28. The beginning of the end

Mugolai leggermente appena fui sveglia la mattina seguente, e i raggi dorati che filtravano dalla finestra andavano a poggiarsi delicatamente sulle coperte verdi. Rivolsi lo sguardo alla mia sinistra, notando con sorpresa i numeri verdi a grandi caratteri che spiccavano sullo schermo della sveglia: le 9:15 A.M.
Avevo davvero dormito così tanto?

Presi immediatamente la decisione di alzarmi, ma quando fui sul punto di muovermi, sentii un peso che me lo impediva.
Solo allora mi accorsi che la testa di James era poggiata sulla mia spalla, e il suo braccio mi circondava la vita.

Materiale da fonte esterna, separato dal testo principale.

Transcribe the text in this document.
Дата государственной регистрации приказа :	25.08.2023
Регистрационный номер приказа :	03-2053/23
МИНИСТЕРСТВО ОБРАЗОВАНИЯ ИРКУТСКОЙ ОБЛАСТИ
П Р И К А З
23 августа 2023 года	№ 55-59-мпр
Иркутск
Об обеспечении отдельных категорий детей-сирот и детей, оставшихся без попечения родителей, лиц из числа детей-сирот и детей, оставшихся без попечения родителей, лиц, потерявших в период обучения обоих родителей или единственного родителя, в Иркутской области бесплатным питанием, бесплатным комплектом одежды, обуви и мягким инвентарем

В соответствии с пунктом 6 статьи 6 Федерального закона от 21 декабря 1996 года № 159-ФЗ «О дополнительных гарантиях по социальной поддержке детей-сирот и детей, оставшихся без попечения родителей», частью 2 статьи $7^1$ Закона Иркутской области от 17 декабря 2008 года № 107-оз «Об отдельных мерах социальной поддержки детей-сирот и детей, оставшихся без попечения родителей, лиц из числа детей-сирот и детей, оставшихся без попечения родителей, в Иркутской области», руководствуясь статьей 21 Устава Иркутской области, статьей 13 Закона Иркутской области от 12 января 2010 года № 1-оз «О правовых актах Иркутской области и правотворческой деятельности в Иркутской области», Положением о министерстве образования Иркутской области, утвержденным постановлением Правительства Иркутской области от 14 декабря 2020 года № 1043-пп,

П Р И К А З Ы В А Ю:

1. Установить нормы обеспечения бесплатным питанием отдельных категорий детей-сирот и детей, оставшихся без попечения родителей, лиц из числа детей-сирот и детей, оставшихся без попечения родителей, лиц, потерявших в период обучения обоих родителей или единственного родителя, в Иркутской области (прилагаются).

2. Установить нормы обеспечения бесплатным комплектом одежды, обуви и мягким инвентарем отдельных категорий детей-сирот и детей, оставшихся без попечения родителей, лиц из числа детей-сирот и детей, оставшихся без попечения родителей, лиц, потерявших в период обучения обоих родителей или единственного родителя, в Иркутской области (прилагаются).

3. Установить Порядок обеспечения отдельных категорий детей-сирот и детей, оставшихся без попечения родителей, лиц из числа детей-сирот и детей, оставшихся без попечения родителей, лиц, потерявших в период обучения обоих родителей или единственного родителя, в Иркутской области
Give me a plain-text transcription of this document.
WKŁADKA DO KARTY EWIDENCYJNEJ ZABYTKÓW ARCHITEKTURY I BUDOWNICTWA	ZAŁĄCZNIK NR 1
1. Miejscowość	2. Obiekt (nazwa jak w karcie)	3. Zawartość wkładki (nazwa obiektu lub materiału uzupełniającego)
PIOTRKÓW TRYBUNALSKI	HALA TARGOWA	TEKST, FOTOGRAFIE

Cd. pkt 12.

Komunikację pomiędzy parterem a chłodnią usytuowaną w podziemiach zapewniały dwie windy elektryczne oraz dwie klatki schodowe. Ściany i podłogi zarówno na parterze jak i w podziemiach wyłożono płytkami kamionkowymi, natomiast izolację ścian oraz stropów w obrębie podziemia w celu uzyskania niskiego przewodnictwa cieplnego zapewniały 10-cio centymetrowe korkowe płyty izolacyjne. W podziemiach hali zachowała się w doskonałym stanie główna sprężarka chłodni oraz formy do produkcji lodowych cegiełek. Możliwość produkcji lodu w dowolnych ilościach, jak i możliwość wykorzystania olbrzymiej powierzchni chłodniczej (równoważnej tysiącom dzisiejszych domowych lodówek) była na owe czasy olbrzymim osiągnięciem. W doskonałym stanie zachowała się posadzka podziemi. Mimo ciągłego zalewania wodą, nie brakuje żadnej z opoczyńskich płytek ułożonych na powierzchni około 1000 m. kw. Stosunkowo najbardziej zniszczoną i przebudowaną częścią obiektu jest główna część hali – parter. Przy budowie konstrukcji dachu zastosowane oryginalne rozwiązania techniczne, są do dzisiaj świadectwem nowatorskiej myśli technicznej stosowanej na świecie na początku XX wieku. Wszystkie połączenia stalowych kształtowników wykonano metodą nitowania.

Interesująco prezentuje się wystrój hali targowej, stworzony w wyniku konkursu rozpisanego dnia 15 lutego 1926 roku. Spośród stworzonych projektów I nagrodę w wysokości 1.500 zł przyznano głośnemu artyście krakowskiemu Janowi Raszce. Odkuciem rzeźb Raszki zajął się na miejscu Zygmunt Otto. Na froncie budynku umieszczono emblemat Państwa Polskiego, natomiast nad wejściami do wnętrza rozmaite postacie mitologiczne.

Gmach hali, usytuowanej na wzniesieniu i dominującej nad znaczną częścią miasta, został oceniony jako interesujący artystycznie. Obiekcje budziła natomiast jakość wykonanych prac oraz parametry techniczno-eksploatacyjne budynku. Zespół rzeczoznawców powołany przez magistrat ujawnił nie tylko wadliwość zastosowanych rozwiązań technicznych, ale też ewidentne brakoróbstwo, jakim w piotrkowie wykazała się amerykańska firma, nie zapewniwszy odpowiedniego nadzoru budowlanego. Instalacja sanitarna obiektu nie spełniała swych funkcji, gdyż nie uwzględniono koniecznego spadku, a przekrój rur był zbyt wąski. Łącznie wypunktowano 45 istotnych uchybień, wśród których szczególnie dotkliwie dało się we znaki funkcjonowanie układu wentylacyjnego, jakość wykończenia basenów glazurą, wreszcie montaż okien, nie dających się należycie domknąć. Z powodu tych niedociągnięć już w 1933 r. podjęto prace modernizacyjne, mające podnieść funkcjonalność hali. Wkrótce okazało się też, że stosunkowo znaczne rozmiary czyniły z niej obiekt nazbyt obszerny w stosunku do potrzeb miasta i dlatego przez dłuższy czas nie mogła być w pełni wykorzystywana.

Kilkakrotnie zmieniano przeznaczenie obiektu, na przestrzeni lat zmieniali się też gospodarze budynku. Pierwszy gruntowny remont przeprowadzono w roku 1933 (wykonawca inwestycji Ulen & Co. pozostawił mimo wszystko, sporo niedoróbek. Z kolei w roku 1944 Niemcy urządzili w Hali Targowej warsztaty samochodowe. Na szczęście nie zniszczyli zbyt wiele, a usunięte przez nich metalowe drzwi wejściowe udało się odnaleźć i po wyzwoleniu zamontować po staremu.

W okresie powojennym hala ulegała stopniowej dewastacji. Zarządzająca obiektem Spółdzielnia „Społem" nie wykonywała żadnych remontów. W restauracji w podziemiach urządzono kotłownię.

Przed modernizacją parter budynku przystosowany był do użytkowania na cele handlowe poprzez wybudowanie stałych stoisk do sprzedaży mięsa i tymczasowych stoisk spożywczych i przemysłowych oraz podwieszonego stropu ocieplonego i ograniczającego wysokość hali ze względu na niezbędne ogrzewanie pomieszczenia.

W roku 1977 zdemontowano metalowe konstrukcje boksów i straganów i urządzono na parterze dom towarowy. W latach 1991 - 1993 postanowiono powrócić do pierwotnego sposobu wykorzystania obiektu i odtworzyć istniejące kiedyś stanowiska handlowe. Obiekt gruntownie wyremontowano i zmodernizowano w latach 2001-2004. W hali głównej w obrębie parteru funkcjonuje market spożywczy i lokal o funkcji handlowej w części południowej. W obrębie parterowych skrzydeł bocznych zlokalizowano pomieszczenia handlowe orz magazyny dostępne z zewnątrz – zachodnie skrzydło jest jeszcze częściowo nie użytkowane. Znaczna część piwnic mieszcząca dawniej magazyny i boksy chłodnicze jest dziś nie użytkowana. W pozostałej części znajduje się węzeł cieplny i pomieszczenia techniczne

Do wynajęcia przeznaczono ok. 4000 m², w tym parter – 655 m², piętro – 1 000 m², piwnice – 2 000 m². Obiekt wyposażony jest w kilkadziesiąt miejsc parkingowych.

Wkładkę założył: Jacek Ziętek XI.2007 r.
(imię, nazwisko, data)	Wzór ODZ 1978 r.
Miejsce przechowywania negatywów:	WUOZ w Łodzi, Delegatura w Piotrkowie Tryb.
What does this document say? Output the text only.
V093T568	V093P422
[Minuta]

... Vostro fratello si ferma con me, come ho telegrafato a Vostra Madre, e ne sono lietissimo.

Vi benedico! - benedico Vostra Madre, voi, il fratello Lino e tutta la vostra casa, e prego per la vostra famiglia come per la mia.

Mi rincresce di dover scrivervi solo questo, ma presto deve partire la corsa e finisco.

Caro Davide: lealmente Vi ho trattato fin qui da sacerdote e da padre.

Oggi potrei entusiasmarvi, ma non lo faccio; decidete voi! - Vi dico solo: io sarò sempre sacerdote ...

Sorrisi a quella vista: se possibile era ancora più bello mentre dormiva, con le ciglia lunghe distese, il naso perfetto, e il volto d'angelo rilassato e sereno. Notai che i suoi capelli erano cresciuti un bel po' da quando lo avevo conosciuto, donandogli un'aria un po' meno rude e più da ragazzo. In più la sua barba, anche se fastidiosa, lo rendeva incredibilmente affascinante. Non c'erano parole per descrivere quanto fosse bello in quel momento. E per l'ennesima volta mi venne naturale percorrere lievemente il suo volto con la mano libera, in quanto l'altra era sulle sue spalle scolpite.
Perché ogni qual volta che dorme devo sempre accarezzarlo?
Non ne conoscevo io motivo, semplicemente mi veniva istintivo.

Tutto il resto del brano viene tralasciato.